Governors press Clinton for more input on roadless area decisions
Monday, Feb. 28, 2000 | 1:57 a.m.
WASHINGTON - Western governors on Monday urged President Clinton to listen to their concerns about environmental plans such as his proposal to protect up to 50 million roadless acres in national forests.
During a White House meeting sponsored by the National Governors' Association, Idaho Gov. Dirk Kempthorne said western states were left out of the loop on the roadless initiative and other federal land-use plans. Clinton and George Frampton, the president's top adviser on environmental issues, said they would consider the states' concerns, several governors said after the meeting.
"This is a very important issue in the West, access to lands.
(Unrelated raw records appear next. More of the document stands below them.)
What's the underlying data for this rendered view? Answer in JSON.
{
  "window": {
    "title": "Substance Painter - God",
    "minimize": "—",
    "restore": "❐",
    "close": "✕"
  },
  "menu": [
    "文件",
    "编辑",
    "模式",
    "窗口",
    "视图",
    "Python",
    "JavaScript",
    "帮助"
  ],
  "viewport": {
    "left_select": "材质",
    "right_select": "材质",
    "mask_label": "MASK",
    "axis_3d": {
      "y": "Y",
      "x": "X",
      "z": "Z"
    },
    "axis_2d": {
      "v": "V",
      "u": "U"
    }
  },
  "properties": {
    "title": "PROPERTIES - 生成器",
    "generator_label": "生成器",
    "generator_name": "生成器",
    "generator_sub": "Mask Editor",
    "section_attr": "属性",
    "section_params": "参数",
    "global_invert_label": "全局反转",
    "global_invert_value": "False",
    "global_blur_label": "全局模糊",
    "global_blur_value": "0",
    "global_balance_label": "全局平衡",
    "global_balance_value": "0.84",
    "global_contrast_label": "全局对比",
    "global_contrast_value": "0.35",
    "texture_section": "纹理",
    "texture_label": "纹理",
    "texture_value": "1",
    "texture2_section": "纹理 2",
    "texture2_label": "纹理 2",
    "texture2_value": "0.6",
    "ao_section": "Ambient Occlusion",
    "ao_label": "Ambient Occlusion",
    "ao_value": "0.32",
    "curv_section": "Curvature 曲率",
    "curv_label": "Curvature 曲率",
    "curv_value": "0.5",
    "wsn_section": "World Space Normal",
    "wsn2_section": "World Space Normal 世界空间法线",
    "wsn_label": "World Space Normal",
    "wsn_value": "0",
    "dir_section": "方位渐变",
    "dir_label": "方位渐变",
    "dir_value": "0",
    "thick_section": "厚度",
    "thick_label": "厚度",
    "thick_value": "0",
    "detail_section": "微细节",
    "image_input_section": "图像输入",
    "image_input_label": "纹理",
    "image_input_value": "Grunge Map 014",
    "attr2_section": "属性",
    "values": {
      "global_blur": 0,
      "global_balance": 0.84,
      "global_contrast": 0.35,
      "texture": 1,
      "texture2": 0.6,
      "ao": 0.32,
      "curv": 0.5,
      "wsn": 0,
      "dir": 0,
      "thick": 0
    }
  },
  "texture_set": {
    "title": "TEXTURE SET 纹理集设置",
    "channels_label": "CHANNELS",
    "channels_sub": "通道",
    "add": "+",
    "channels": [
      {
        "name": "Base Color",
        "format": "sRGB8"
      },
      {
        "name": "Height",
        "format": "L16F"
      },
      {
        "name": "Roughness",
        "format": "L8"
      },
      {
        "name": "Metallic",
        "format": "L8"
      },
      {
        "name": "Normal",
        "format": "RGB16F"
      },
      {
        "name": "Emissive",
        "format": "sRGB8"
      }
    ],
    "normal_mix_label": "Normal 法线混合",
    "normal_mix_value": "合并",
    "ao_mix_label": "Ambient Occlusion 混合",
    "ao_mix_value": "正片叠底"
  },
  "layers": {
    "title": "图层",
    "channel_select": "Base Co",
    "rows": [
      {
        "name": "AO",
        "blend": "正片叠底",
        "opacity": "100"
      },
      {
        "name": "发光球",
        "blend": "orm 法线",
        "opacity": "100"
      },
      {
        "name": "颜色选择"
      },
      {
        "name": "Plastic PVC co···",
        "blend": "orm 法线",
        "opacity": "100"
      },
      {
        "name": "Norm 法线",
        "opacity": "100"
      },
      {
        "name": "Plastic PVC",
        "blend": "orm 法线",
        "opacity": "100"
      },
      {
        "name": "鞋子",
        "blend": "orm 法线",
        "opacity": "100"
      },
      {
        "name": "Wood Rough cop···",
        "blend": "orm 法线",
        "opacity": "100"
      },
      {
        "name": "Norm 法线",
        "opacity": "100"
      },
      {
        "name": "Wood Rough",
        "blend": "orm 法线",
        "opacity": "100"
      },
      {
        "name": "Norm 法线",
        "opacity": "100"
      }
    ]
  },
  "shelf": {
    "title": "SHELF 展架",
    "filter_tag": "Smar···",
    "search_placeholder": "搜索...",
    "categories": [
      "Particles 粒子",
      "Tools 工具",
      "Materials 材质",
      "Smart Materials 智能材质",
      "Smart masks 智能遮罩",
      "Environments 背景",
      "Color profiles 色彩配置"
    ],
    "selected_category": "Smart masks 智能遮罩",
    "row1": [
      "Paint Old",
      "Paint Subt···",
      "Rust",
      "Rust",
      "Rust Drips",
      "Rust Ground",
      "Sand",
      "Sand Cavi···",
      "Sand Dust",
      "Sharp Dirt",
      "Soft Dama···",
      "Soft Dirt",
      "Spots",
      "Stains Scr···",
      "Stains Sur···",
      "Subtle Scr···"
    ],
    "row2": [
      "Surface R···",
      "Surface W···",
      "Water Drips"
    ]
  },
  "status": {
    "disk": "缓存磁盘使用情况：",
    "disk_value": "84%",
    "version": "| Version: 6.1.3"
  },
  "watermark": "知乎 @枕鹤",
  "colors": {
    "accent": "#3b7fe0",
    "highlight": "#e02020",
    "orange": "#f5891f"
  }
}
Sometimes perspective is lost on that by people in the East," said NGA President Mike Leavitt, Utah's Republican governor.
"You take Nevada, for example. Ninety percent of Nevada is owned by the federal government. So if you begin suddenly closing off access, you're closing off access to the entire state."
Clinton announced in October that the National Forest Service was starting an administrative process to ban road-building in up to 50 million acres which currently have no roads. The Forest Service intends to unveil a draft roadless area protection plan in May.
Environmentalists have cheered Clinton's proposal but many Republicans have criticized it, saying it would usurp existing forest management plans and keep all but the hardiest athletes out of large tracts of government-owned forest.
"It's not necessarily practical in the West," said New Mexico Gov. Gary Johnson, a Republican.
Some Republicans also have accused the Clinton administration of springing an almost fully formed plan on them with little or no advance warning. Clinton has faced similar criticism of his land-use policies before, particularly over his 1996 creation of the 1.7 million-acre Grand Staircase-Escalante National Monument in southern Utah.
"We'd like to see more cooperation before these issues are released," said Colorado Republican Gov. Bill Owens.
Clinton told the governors he would talk to his staff about the issue and asked Kempthorne to send a memo on the roadless plan to the White House, Owens and Leavitt said.
"He expressed a willingness to work with the states. It's encouraging," Owens said.